The action was brought in March this year by Lavinia Osbourne, the founder of Women in Blockchain Talks, who claimed that two digital works from the Boss Beauties collection, an NFT-based initiative designed to “create opportunities” and raise funds for females, had been stolen from her online wallet.
In a judgement, due to be published later this week, the judge held that the assets were “property” and thus able to have access to legal protections—in this instance, an injunction served on accounts on Ozone Networks (which hosts the NFT marketplace OpenSea), to freeze the assets, and a Bankers Trust disclosure “compelling [OpenSea] to send information about the two account holders” who currently hold the NFTs.
An additional permission to serve the orders, regardless of jurisdiction, is also significant for cases involving digital art, given that the physical location of those involved is often unknown.
“It is of the utmost significance as, for the first time in the world (as far as we are aware), a court of law has recognised that an NFT is property capable of being frozen by way of an injunction,” says Racheal Muldoon, a counsel on the case, with 36 Commercial law. “This ruling, therefore, removes any uncertainty that NFTs (as tokens consisting of code) are property in and of themselves, distinct from the thing they represent (e.g., a digital artwork), under the law of England and Wales.”

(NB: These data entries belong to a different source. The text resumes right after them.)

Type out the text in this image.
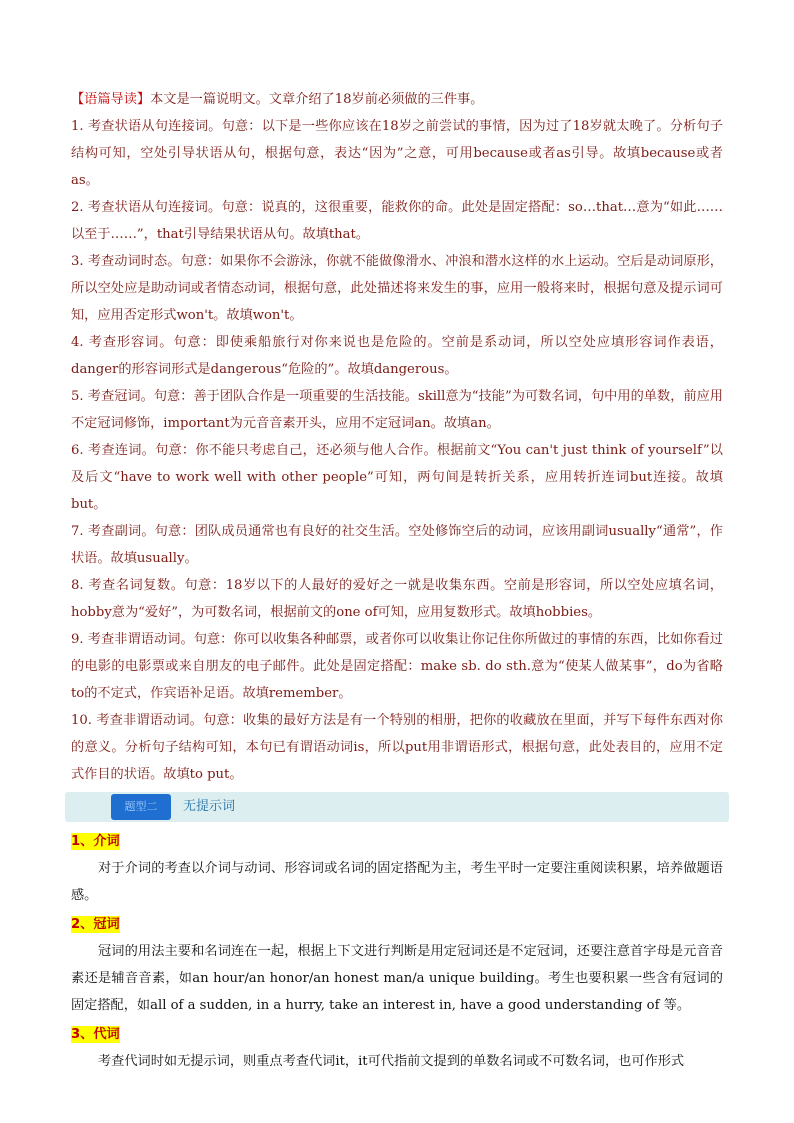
【语篇导读】本文是一篇说明文。文章介绍了18岁前必须做的三件事。

1. 考查状语从句连接词。句意：以下是一些你应该在18岁之前尝试的事情，因为过了18岁就太晚了。分析句子结构可知，空处引导状语从句，根据句意，表达“因为”之意，可用because或者as引导。故填because或者as。

2. 考查状语从句连接词。句意：说真的，这很重要，能救你的命。此处是固定搭配：so…that…意为“如此……以至于……”，that引导结果状语从句。故填that。

3. 考查动词时态。句意：如果你不会游泳，你就不能做像滑水、冲浪和潜水这样的水上运动。空后是动词原形，所以空处应是助动词或者情态动词，根据句意，此处描述将来发生的事，应用一般将来时，根据句意及提示词可知，应用否定形式won't。故填won't。

4. 考查形容词。句意：即使乘船旅行对你来说也是危险的。空前是系动词，所以空处应填形容词作表语，danger的形容词形式是dangerous“危险的”。故填dangerous。

5. 考查冠词。句意：善于团队合作是一项重要的生活技能。skill意为“技能”为可数名词，句中用的单数，前应用不定冠词修饰，important为元音音素开头，应用不定冠词an。故填an。

6. 考查连词。句意：你不能只考虑自己，还必须与他人合作。根据前文“You can't just think of yourself”以及后文“have to work well with other people”可知，两句间是转折关系，应用转折连词but连接。故填but。

7. 考查副词。句意：团队成员通常也有良好的社交生活。空处修饰空后的动词，应该用副词usually“通常”，作状语。故填usually。

8. 考查名词复数。句意：18岁以下的人最好的爱好之一就是收集东西。空前是形容词，所以空处应填名词，hobby意为“爱好”，为可数名词，根据前文的one of可知，应用复数形式。故填hobbies。

9. 考查非谓语动词。句意：你可以收集各种邮票，或者你可以收集让你记住你所做过的事情的东西，比如你看过的电影的电影票或来自朋友的电子邮件。此处是固定搭配：make sb. do sth.意为“使某人做某事”，do为省略to的不定式，作宾语补足语。故填remember。

10. 考查非谓语动词。句意：收集的最好方法是有一个特别的相册，把你的收藏放在里面，并写下每件东西对你的意义。分析句子结构可知，本句已有谓语动词is，所以put用非谓语形式，根据句意，此处表目的，应用不定式作目的状语。故填to put。

题型二	无提示词

1、介词

对于介词的考查以介词与动词、形容词或名词的固定搭配为主，考生平时一定要注重阅读积累，培养做题语感。

2、冠词

冠词的用法主要和名词连在一起，根据上下文进行判断是用定冠词还是不定冠词，还要注意首字母是元音音素还是辅音音素，如an hour/an honor/an honest man/a unique building。考生也要积累一些含有冠词的固定搭配，如all of a sudden, in a hurry, take an interest in, have a good understanding of 等。

3、代词

考查代词时如无提示词，则重点考查代词it，it可代指前文提到的单数名词或不可数名词，也可作形式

OpenSea have since blocked the sale of the NFTs on the platform but did not immediately respond to request for comment.
The intelligence firm, Mitmark, was brought in to collate evidence for the case and is continuing to support attempts to identify the current holders of the tokens and facilitate their return.
“We conduct various investigations to assist those who have fallen foul of scams/hacks. The volume of money involved is astronomical—a huge, huge volume linked to large-scale highly organised crime groups, who operate at a global level,” says Rob Moore, the head of intelligence at Mitmark.
Such cases will be watched closely by the art market given the rapid growth of digital art business on platforms which remain largely unregulated and lacking in major legal precedents. The news of this ruling also arrives as reports emerge of a court ruling in Hangzhou, China, this week, in which an NFT marketplace, NFTCN, was allegedly held accountable for letting a user “create tokens from a stolen artwork”, by the artist Ma Qianli.
“Hacks and theft are increasingly a common problem for NFT holders. Now that the courts have recognised that NFTs are property, holders can rest assured that they will be supported and have recourse in this jurisdiction should their wallet be compromised and their NFTs stolen. Others in jurisdictions, such as the US, do not have this security. In this sense, the courts here are leading the way internationally in protecting crypto-asset holders,” Muldoon adds.